Rarement exposition avait autant fait parler d’elle. Ce n’était pas le fait d’une proclamation médiatique quelconque : l’annonce de cet événement culturel avait été normalement relayée dans les journaux et les radios. Sur les murs parisiens, on croisait de temps en temps cette affiche très sobre, bleu marine, d’une note de musique volumineuse, et à l’exception de l’effet de 3D, particulièrement réussi, rien n’intriguait vraiment.
« Espace-Musique ». En cette année 2015, la mode était à ces compositions de mots parfois lumineuses. On s’amusait d’immenses rapprochements brûlants de fusion, comme avides de nouvelles potentialités. Il s’agissait d’entrechoquer les concepts comme deux lames de silex, évaporer les limites, provoquer d’étonnants mystères par le seul attachement visuel de deux mots différents. Quitte à déstructurer quelques règles de grammaire, on reconnaissait au verbe une dimension kaléidoscopique qui se manifestait lors de son déplacement hors de sa sphère sémantique. Le mot « espace » était le plus sollicité, source instinctive d’incroyables réactions métaphoriques.

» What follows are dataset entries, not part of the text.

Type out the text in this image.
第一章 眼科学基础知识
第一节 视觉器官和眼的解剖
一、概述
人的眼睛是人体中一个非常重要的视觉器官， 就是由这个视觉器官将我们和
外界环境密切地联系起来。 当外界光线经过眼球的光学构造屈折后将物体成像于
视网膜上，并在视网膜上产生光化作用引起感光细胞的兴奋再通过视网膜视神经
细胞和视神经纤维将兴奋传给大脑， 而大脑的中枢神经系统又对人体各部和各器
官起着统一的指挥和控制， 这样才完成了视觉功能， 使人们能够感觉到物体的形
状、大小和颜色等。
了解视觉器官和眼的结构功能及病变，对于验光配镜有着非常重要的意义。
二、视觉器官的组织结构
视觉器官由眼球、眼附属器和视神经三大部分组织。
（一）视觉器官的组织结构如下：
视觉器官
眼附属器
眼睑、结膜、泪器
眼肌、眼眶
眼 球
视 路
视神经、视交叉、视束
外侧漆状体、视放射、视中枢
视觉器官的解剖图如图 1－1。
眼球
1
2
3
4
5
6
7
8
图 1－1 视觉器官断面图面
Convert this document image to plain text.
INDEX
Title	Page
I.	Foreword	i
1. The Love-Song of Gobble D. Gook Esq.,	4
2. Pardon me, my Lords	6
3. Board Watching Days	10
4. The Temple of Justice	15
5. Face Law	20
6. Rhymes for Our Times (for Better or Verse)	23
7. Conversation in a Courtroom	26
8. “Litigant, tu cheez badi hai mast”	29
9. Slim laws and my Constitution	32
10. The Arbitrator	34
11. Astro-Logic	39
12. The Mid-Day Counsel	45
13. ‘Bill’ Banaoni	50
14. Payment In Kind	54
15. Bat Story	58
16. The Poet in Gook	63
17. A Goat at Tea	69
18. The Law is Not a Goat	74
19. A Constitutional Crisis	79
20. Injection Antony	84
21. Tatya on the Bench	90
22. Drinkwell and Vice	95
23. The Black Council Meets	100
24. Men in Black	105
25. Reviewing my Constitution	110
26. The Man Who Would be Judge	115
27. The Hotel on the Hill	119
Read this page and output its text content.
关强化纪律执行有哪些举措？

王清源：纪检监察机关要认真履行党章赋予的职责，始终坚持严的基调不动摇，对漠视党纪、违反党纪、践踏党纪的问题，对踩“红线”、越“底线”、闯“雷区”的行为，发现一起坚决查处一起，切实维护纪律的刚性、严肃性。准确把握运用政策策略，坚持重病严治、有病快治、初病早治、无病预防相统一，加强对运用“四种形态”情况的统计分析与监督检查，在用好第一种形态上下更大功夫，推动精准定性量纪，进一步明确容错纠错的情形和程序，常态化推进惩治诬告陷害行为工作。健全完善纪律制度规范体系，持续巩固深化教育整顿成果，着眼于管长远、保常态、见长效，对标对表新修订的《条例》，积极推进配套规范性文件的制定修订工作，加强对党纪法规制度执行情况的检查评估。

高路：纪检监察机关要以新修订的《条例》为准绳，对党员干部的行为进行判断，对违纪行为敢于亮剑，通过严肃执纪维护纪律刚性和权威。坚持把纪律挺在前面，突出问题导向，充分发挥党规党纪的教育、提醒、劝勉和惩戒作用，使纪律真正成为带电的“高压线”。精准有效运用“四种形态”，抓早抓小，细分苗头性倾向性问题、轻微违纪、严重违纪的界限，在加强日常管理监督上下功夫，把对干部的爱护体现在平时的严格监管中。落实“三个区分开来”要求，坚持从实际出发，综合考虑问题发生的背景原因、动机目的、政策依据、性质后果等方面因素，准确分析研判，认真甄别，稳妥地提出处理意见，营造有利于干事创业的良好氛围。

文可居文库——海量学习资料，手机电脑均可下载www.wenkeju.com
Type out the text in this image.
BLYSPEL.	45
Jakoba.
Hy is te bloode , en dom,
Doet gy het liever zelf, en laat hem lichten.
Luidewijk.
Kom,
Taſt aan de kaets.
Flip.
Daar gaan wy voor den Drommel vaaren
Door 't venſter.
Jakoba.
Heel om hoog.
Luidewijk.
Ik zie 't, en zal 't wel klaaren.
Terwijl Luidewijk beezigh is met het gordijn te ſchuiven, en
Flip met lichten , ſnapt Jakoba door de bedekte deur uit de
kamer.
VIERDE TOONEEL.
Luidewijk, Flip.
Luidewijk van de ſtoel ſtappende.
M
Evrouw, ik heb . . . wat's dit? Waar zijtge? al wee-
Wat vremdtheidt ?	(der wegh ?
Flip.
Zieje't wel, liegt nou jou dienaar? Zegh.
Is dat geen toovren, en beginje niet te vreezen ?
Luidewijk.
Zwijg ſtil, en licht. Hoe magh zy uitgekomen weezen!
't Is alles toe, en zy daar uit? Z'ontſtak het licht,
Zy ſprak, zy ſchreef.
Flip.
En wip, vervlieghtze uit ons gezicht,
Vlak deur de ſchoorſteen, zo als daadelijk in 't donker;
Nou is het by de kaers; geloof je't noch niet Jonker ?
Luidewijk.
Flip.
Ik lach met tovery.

« C’est un vrai bla-bla, soupirait Natasha près de ses amis, et là je fais un vrai mot composé. » Etudiante en musicologie, la jeune fille disait redouter le snobisme de ces expériences. Elle restait attachée à l’harmonie musicale la plus simple, ce qu’elle appelait son « évidence ». Où était l’originalité d’une pensée livrée à la contingence ? Certaines de ses amies tentaient de la convaincre : « ce n’est pas inintéressant, Nat’, et tu simplifies la démarche en l’assimilant au principe des mots-valises. On ne cherche pas seulement à associer des mots pour éclairer une situation, on déplace physiquement les termes, on cherche leur centre de gravité, la nature de leurs frontières, c’est une attitude physico-philosophique. Je sais que c’est très abstrait, difficile à envisager, mais tu devrais t’y plonger. » Finalement, c’est son enseignant de direction d’orchestre qui l’avait décidée ; elle l’appréciait avec admiration, se passionnait pour ses cours et imaginait, aux quelques digressions personnelles qu’il avait faites, partager ses enthousiasmes artistiques. C’était au fond une discipline qu’elle appréhendait depuis toujours, impérieuse, enveloppante, de ces instants qui font émerger l’être bien au-delà de ses pratiques familières, à l’éveil des rythmes, à la souplesse des voix, à la libération des gestes mêmes. Quelque chose se nouait entre ses émotions, bien avant de devenir celle qui impulsait la mesure, figurait les nuances, vivait la beauté. Interrogé par un étudiant sur l’intérêt de cette exposition, ce professeur avait fasciné Natasha : « Vous pouvez y aller, oui, c’est plutôt remarquable. »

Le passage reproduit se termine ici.